Still, it is in such moments that true class tells. And Nakajima stepped up, playing the back-nine in three under par to set up the playoff with Kho, who had followed up his third-round 64 with an almost-as-nifty 65.

It was Kho who hit the better drive and the better approach on the first playoff hole, a return to Dubai Creek’s par-4 18th. But Nakajima, as he had done on the last hole of regulation, made a matching par from the waste area right of the narrow fairway. And it was from there again, one hole later, that the destination of the trophy was eventually decided.

From a lie that was less appetizing than those Nakajima had been faced with, Kho’s attempted approach caught the lip and finished in the water. As it turned out, the champion’s final birdie was less than vital. Had the ball missed the cup, Nakajima, second behind Kanaya in this event three years ago, had two more putts with which to clinch his victory.

“I was up against the lip,” said Kho, a college golfer at Notre Dame, of his ultimately unveiling attempt to find the 18th green for third time in less than an hour. “It wasn’t a great lie, and I just caught it a hair thin, the ball hitting the top of the bunker. But if I had it to do again, I would pick the same shot, have the same process. I did everything I could to hit a good shot, but it just didn’t turn out my way. I have no regrets looking back. Today’s back nine, even the playoff, really gives me a lot of confidence going forward. I did a lot of things that I know that I can, but it’s another to actually do it under pressure. I feel really proud of myself.”

A bit further down the leader board, the defending champion, China’s Yuxin Lin, pulled up in a tie for seventh place, which was not how it was supposed to go for the 21-year-old who is a junior at the University of Florida. The head-to-head battle he was seemingly destined to have with Nakajima—the pair played alongside each other in three of the four rounds—never really materialized.

Put it down to Lin’s version of a “triple-double.” The first of those came as early as the second hole, where his approach found the water fronting the green; the second arrived at the 15th, the result of a lost ball off the tee. Two pars at those holes and Lin would have been holding the trophy at this event for the third time.

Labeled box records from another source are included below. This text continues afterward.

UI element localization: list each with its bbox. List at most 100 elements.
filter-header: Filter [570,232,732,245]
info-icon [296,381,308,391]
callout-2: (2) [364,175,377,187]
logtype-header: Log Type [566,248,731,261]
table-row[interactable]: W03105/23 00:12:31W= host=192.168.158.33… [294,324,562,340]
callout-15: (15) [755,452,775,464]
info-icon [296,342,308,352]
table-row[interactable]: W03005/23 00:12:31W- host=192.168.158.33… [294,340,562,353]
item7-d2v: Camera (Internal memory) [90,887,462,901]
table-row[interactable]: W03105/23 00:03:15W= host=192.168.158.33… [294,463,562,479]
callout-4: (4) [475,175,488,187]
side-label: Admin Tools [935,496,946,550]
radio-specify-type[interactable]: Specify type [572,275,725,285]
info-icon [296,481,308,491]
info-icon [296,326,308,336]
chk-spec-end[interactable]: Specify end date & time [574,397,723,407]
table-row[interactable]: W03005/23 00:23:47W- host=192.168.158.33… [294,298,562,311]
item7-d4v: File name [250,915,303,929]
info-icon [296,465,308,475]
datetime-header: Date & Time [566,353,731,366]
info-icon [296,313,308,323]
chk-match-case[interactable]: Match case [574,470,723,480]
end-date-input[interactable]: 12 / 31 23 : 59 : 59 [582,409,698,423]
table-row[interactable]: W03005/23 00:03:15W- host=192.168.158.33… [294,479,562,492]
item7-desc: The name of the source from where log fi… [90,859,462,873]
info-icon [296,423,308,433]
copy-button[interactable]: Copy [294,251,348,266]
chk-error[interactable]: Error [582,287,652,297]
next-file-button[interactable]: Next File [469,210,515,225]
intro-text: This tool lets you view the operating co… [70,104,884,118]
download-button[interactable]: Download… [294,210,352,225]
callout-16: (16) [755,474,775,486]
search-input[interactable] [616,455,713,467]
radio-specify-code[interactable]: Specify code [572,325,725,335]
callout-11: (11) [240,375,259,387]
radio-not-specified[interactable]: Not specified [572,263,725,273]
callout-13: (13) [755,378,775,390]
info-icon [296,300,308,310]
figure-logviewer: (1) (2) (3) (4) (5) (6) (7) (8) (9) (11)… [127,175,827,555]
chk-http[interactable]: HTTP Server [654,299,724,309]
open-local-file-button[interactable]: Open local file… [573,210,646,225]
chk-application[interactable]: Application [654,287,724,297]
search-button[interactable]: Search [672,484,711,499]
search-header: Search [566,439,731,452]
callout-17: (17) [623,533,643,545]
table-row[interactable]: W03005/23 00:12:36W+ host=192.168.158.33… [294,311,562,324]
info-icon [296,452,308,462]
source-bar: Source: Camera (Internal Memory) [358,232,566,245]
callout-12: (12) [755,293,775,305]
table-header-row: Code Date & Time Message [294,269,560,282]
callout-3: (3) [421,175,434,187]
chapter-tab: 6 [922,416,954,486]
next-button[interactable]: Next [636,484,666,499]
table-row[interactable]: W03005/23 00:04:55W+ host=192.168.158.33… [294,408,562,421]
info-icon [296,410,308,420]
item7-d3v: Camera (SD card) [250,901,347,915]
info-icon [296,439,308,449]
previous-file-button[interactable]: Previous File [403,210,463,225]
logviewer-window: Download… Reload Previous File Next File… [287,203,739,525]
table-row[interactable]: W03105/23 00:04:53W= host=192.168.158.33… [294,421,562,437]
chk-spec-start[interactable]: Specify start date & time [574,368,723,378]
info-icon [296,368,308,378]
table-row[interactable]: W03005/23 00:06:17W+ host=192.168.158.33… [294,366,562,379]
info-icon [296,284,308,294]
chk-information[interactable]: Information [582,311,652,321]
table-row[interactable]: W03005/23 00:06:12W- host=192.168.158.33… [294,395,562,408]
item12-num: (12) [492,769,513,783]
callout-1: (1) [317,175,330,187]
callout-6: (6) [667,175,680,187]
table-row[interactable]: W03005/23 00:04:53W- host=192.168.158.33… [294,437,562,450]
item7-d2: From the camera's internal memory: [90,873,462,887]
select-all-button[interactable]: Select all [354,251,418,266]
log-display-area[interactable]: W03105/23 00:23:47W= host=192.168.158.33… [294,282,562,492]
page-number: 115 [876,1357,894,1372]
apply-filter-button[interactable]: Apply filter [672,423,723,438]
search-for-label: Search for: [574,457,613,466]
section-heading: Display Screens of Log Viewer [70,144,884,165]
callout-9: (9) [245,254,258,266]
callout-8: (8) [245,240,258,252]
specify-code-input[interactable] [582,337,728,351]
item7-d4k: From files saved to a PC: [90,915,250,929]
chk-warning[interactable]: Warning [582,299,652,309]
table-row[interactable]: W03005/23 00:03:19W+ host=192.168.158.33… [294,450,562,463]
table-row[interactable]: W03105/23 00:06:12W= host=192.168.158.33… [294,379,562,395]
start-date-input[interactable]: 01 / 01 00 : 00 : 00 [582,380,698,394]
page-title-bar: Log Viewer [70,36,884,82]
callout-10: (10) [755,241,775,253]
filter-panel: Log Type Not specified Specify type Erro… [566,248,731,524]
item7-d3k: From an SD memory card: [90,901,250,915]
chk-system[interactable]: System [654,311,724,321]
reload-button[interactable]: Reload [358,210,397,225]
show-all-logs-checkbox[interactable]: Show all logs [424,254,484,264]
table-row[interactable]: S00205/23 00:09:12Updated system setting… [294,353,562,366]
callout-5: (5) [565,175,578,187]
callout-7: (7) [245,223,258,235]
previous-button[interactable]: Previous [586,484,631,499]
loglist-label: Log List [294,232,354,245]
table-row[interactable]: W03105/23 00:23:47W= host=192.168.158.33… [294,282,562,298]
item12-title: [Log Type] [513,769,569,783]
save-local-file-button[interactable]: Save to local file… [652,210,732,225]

That honor belongs to Nakajima, a young man who started playing at the age 6 after watching Tiger Woods on television and who personifies the phrase “star of the future.” Already he is playing golf on a level that is competitive at the highest level. Only a few weeks ago, he finished a creditable T-28 in his PGA Tour debut at the Zozo Championship. His score there matched the likes of Olympic champion Xander Schauffele, Joaquin Niemann and Charley Hoffman and was better than Rickie Fowler, Olympic bronze medallist, C.T. Pan, and Will Zalatoris, runner-up in this year’s Masters.

So the kid can play, something he did better than anyone else this week.